Capacity RatioFLOPs ReductionPerplexity ImpactTokens Skipping per Layer
1.0 (all compute) 0% Baseline 0%
0.75 (75% compute) 18% +0.1 PPL 25% skip
0.50 (50% compute) 35% +0.3 PPL 50% skip
0.25 (25% compute) 52% +0.8 PPL 75% skip
0.12 (12% compute) 65% +2.1 PPL 88% skip
Note: Capacity ratio = fraction of tokens that pass through attention + FFN. Lower ratio = more savings but more quality loss.
The Sweet Spot: 50% Capacity

At capacity_ratio = 0.5, half the tokens skip each layer. This saves 35% of total FLOPs with only 0.3 perplexity points degradation. The router learns that function words, punctuation, and repetitive patterns can safely skip most layers, while content words, reasoning steps, and novel concepts need full processing.

What the Router Learns

Analysis of trained MoD routers shows consistent patterns:

  • Always compute (capacity_score consistently high): First token, last token, tokens after question marks, numbers in arithmetic, code keywords
  • Usually skip (capacity_score consistently low): Articles (“the”, “a”), prepositions (“of”, “in”), common conjunctions, repeated whitespace
  • Layer-dependent: Some tokens compute in early layers (syntactic processing) but skip late layers (already resolved). Others skip early layers but compute in late layers (semantic integration).

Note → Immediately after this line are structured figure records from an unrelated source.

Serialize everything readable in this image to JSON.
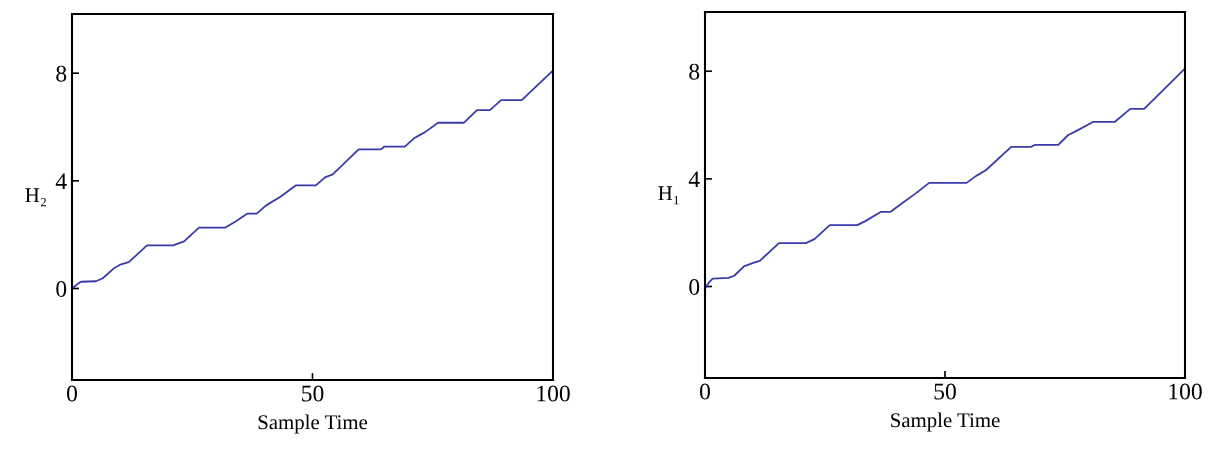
{
  "chart_data": [
    {
      "type": "line",
      "xlabel": "Sample Time",
      "ylabel": "H₂",
      "xlim": [
        0,
        100
      ],
      "ylim": [
        -3.4,
        10.2
      ],
      "xticks": [
        0,
        50,
        100
      ],
      "yticks": [
        0,
        4,
        8
      ],
      "grid": false,
      "series": [
        {
          "color": "#3b3bab",
          "x": [
            0,
            1.4,
            1.9,
            5,
            6.4,
            8.7,
            10.2,
            11.8,
            15.6,
            21,
            23.3,
            26.4,
            31.8,
            34.1,
            36.4,
            38.4,
            40.3,
            43.4,
            46.5,
            50.7,
            52.6,
            54.2,
            59.6,
            64.2,
            64.9,
            69.2,
            71.1,
            73.4,
            76.1,
            81.5,
            84.2,
            86.9,
            89.2,
            93.5,
            100
          ],
          "values": [
            0,
            0.2,
            0.25,
            0.27,
            0.38,
            0.75,
            0.9,
            0.98,
            1.6,
            1.6,
            1.75,
            2.26,
            2.26,
            2.5,
            2.78,
            2.78,
            3.08,
            3.42,
            3.83,
            3.83,
            4.13,
            4.24,
            5.17,
            5.17,
            5.27,
            5.27,
            5.58,
            5.81,
            6.16,
            6.16,
            6.63,
            6.63,
            7.0,
            7.0,
            8.1
          ]
        }
      ]
    },
    {
      "type": "line",
      "xlabel": "Sample Time",
      "ylabel": "H₁",
      "xlim": [
        0,
        100
      ],
      "ylim": [
        -3.4,
        10.2
      ],
      "xticks": [
        0,
        50,
        100
      ],
      "yticks": [
        0,
        4,
        8
      ],
      "grid": false,
      "series": [
        {
          "color": "#3b3bab",
          "x": [
            0,
            0.8,
            1.6,
            4.9,
            6.1,
            8.1,
            10.2,
            11.4,
            15.4,
            21,
            22.8,
            26,
            31.7,
            33.3,
            36.6,
            38.6,
            40.7,
            43.9,
            46.7,
            54.5,
            56.5,
            58.5,
            63.8,
            67.9,
            68.7,
            73.6,
            75.6,
            78,
            80.9,
            85.4,
            88.6,
            91.5,
            100
          ],
          "values": [
            -0.07,
            0.14,
            0.29,
            0.32,
            0.4,
            0.75,
            0.89,
            0.95,
            1.61,
            1.61,
            1.76,
            2.28,
            2.28,
            2.42,
            2.77,
            2.77,
            3.05,
            3.46,
            3.85,
            3.85,
            4.11,
            4.32,
            5.19,
            5.19,
            5.26,
            5.26,
            5.62,
            5.84,
            6.12,
            6.12,
            6.6,
            6.6,
            8.1
          ]
        }
      ]
    }
  ]
}
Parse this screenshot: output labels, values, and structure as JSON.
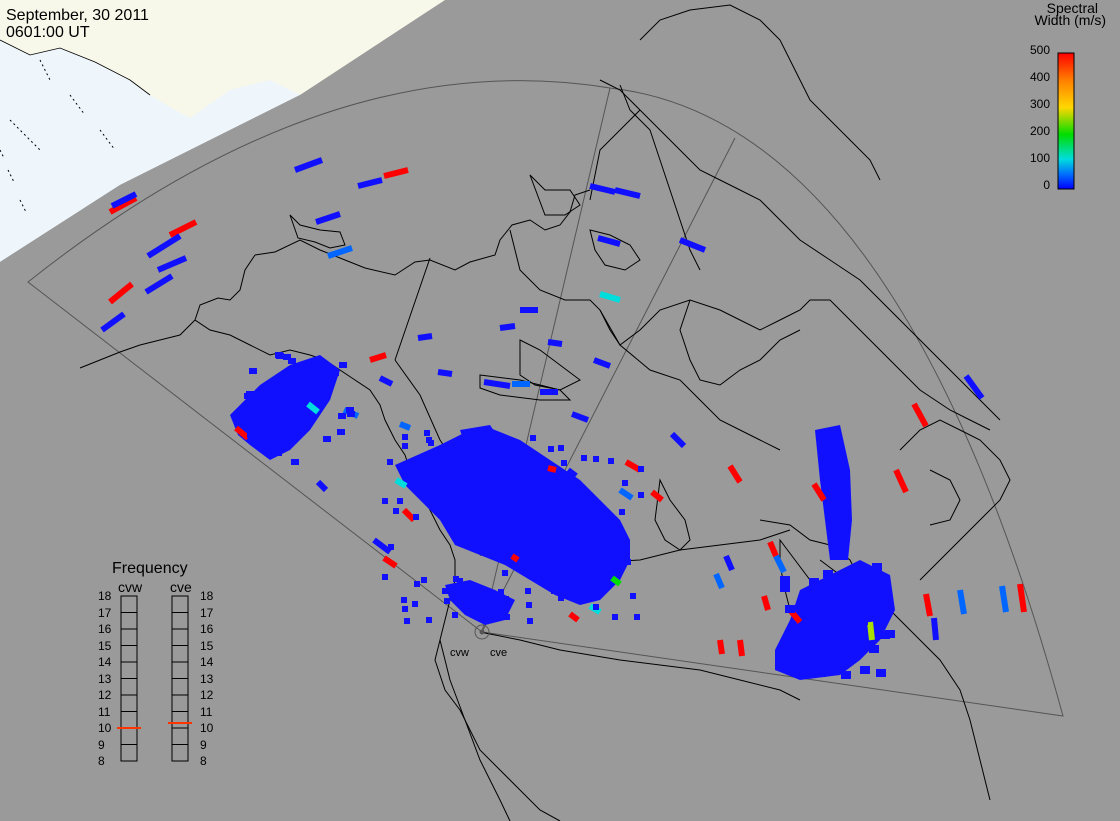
{
  "header": {
    "date": "September, 30 2011",
    "time": "0601:00 UT"
  },
  "colorbar": {
    "title_line1": "Spectral",
    "title_line2": "Width (m/s)",
    "ticks": [
      "500",
      "400",
      "300",
      "200",
      "100",
      "0"
    ],
    "colors": [
      "#ff0000",
      "#ff7f00",
      "#ffd700",
      "#00dd00",
      "#00dddd",
      "#0066ff",
      "#0000ff"
    ]
  },
  "frequency_panel": {
    "title": "Frequency",
    "radars": [
      "cvw",
      "cve"
    ],
    "scale": [
      "18",
      "17",
      "16",
      "15",
      "14",
      "13",
      "12",
      "11",
      "10",
      "9",
      "8"
    ],
    "cvw_value": 10.5,
    "cve_value": 10.8
  },
  "radars": {
    "west_label": "cvw",
    "east_label": "cve"
  },
  "colors": {
    "background": "#9a9a9a",
    "night_land": "#f7f7e8",
    "night_sea": "#eef6fb",
    "coastline": "#000000",
    "fov_line": "#555555",
    "echo_low": "#1010ff"
  }
}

Token Skip Rate by Token Type (Llama 7B + MoD, capacity=0.5)

(% of layers skipped)
Function words (the, is, of) Skip most layers
78 % of layers skipped
Common nouns (data, model) Skip some layers
45 % of layers skipped
Technical terms (eigenvalue) Compute most layers
22 % of layers skipped
Numbers (3.14159) Rarely skip
12 % of layers skipped
First/last position Almost always compute
5 % of layers skipped

Connection to MoE

MoD is orthogonal to MoE: MoE selects WHICH expert processes each token (conditional routing to different FFNs), while MoD selects WHETHER any processing happens at all (conditional compute vs skip). They can be combined: a token first decides whether to compute (MoD router), then if yes, which expert to use (MoE router).

Summary

Mixture of Depths challenges a fundamental assumption in transformer design: that every token needs every layer. By adding a lightweight router that decides per-token, per-layer whether to compute or skip, MoD reduces inference FLOPs by 30-50% while maintaining quality within 0.3 perplexity points of the full model. The key insight is that most tokens in most layers are easy — function words, punctuation, repeated patterns — and can safely skip computation via the residual connection. Only the hard tokens — content words, reasoning steps, novel concepts — need the full attention and FFN treatment. The router learns this distinction automatically during training, and at inference you get a model that naturally allocates compute where it matters most. This is conditional computation at its most practical: no architectural changes beyond the router, no complex load balancing, just skip or compute.